The course of the argument over identification is highly instructive to us. In the initial report, Mellaart (1963b) assumes that the fibers are wool and cites the presence of sheep bones in the settlement. In his later, retrospective write-up of the site (1967, but penned considerably earlier), Mellaart continues to suggest wool, this time supporting his argument with palaeobotanical evidence of a sort published earlier by Helbaek (1959; 1960), the expert in ancient flax. Mellaart states (1967, 219), “The possibility that the material was linen, i.e. flax fibre, can be discarded as flax was not grown at Çatal Hüyük, nor anywhere else before c. 5000 B.C.” Harold Burnham, too, in his special report as a textile expert, leans toward the wool hypothesis, mentioning what appear to be scales— wool is scaly, flax is smooth—in one photomicrograph, and the presence of nitrogen, a chemical signalling animal substances. He carefully remarks, though, that the identification is still open to doubt (Burnham 1965, 170 and pl. 31a). Finally, however, the wool expert M. L. Ryder put a sample of the fibers through a masterfully constructed battery of tests, most of which either favored flax slightly or came out quite inconclusive. Even the nitrogen, since it occurred without sulfur, seemed inconclusive to him, because it could well have infiltrated from the human bones that the textiles had encased. As a final drastic measure, a co-worker “then boiled the material with dilute alkali, a treatment which would have destroyed wool, but which in this instance removed the black colour and revealed the characteristic cross-striations of flax when viewed under the microscope through crossed polaroids. This almost unrecognizable material is therefore conclusively identified as flax” (Ryder 1965, 176).
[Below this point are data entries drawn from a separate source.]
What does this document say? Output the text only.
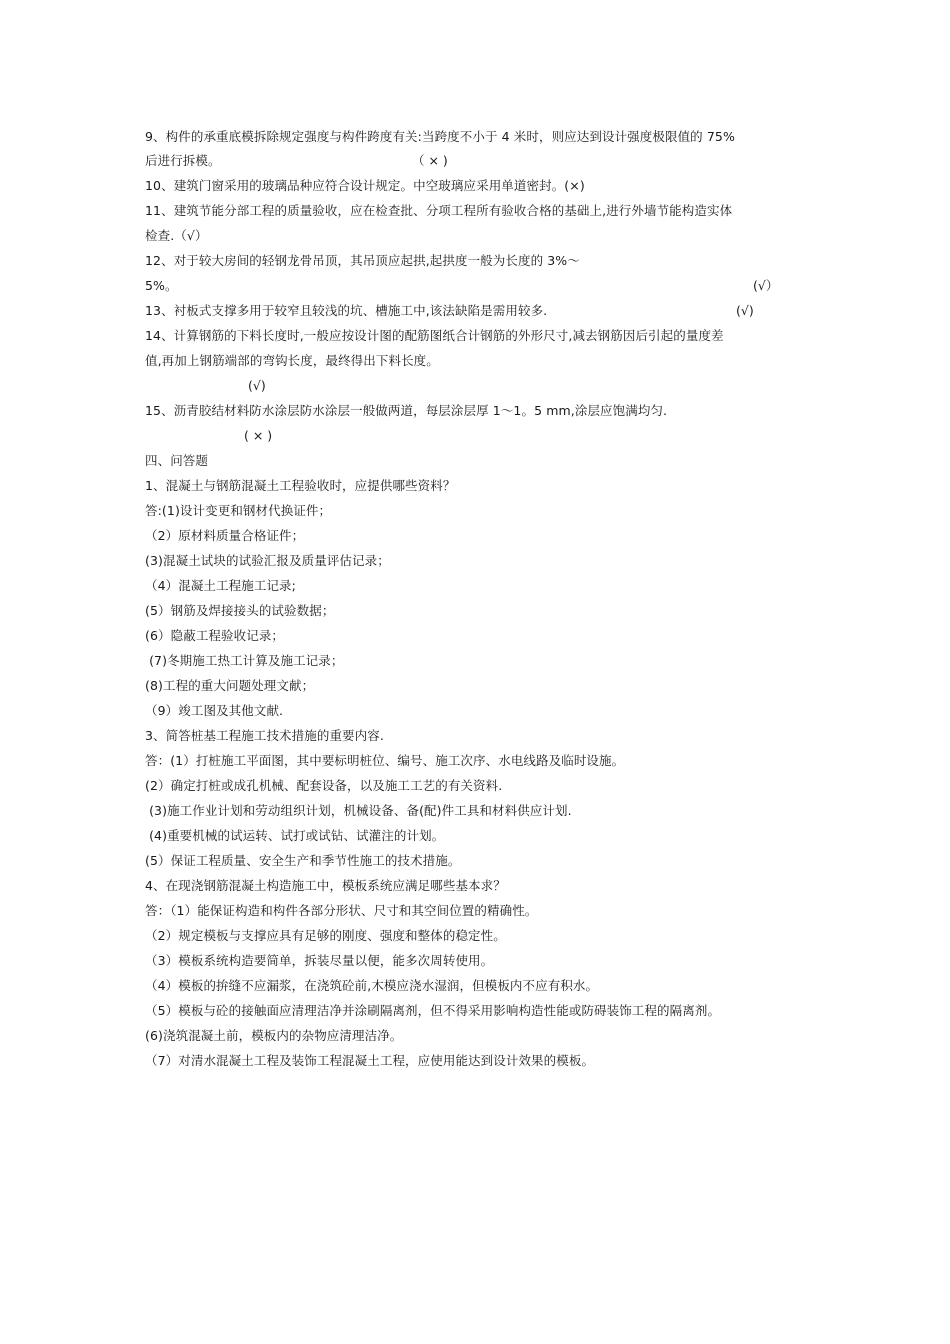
9、构件的承重底模拆除规定强度与构件跨度有关:当跨度不小于 4 米时，则应达到设计强度极限值的 75%
后进行拆模。	（ × )
10、建筑门窗采用的玻璃品种应符合设计规定。中空玻璃应采用单道密封。(×)
11、建筑节能分部工程的质量验收，应在检查批、分项工程所有验收合格的基础上,进行外墙节能构造实体
检查.（√）
12、对于较大房间的轻钢龙骨吊顶，其吊顶应起拱,起拱度一般为长度的 3%～
5%。	(√）
13、衬板式支撑多用于较窄且较浅的坑、槽施工中,该法缺陷是需用较多.	(√)
14、计算钢筋的下料长度时,一般应按设计图的配筋图纸合计钢筋的外形尺寸,减去钢筋因后引起的量度差
值,再加上钢筋端部的弯钩长度，最终得出下料长度。
(√)
15、沥青胶结材料防水涂层防水涂层一般做两道，每层涂层厚 1～1。5 mm,涂层应饱满均匀.
( × )
四、问答题
1、混凝土与钢筋混凝土工程验收时，应提供哪些资料？
答:(1)设计变更和钢材代换证件；
（2）原材料质量合格证件；
(3)混凝土试块的试验汇报及质量评估记录；
（4）混凝土工程施工记录;
(5）钢筋及焊接接头的试验数据；
(6）隐蔽工程验收记录；
(7)冬期施工热工计算及施工记录；
(8)工程的重大问题处理文献；
（9）竣工图及其他文献.
3、简答桩基工程施工技术措施的重要内容.
答：(1）打桩施工平面图，其中要标明桩位、编号、施工次序、水电线路及临时设施。
(2）确定打桩或成孔机械、配套设备，以及施工工艺的有关资料.
(3)施工作业计划和劳动组织计划，机械设备、备(配)件工具和材料供应计划.
(4)重要机械的试运转、试打或试钻、试灌注的计划。
(5）保证工程质量、安全生产和季节性施工的技术措施。
4、在现浇钢筋混凝土构造施工中，模板系统应满足哪些基本求？
答：（1）能保证构造和构件各部分形状、尺寸和其空间位置的精确性。
（2）规定模板与支撑应具有足够的刚度、强度和整体的稳定性。
（3）模板系统构造要简单，拆装尽量以便，能多次周转使用。
（4）模板的拚缝不应漏浆，在浇筑砼前,木模应浇水湿润，但模板内不应有积水。
（5）模板与砼的接触面应清理洁净并涂刷隔离剂，但不得采用影响构造性能或防碍装饰工程的隔离剂。
(6)浇筑混凝土前，模板内的杂物应清理洁净。
（7）对清水混凝土工程及装饰工程混凝土工程，应使用能达到设计效果的模板。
So once again the early textiles turned out to be of plant fiber, specifically of some sort of linen—an interesting fact in itself. But the grounds on which flax had earlier been discarded as a candidate, namely that we have no evidence for the plant being domesticated there or anywhere else that early, provide an equally interesting moral to the story. For the logic may have gone astray in either of two ways. We may simply not have been lucky enough to find other evidence for the earliest domestication of flax.² Or it may be that the flax first used for textiles was not domesticated, but was gathered wild. Archaeologists have discovered elsewhere too that although domestication implies use—some sort of use—lack of domestication does not in itself imply non-use; and so we must look at our few pitiful scraps of evidence for textiles within a much wider, palaeobiological world: the range of habitats of the wild as well as domestic species of fiber-bearing plants and animals, at given points of time in antiquity. Let us now look at each of the fibers in turn.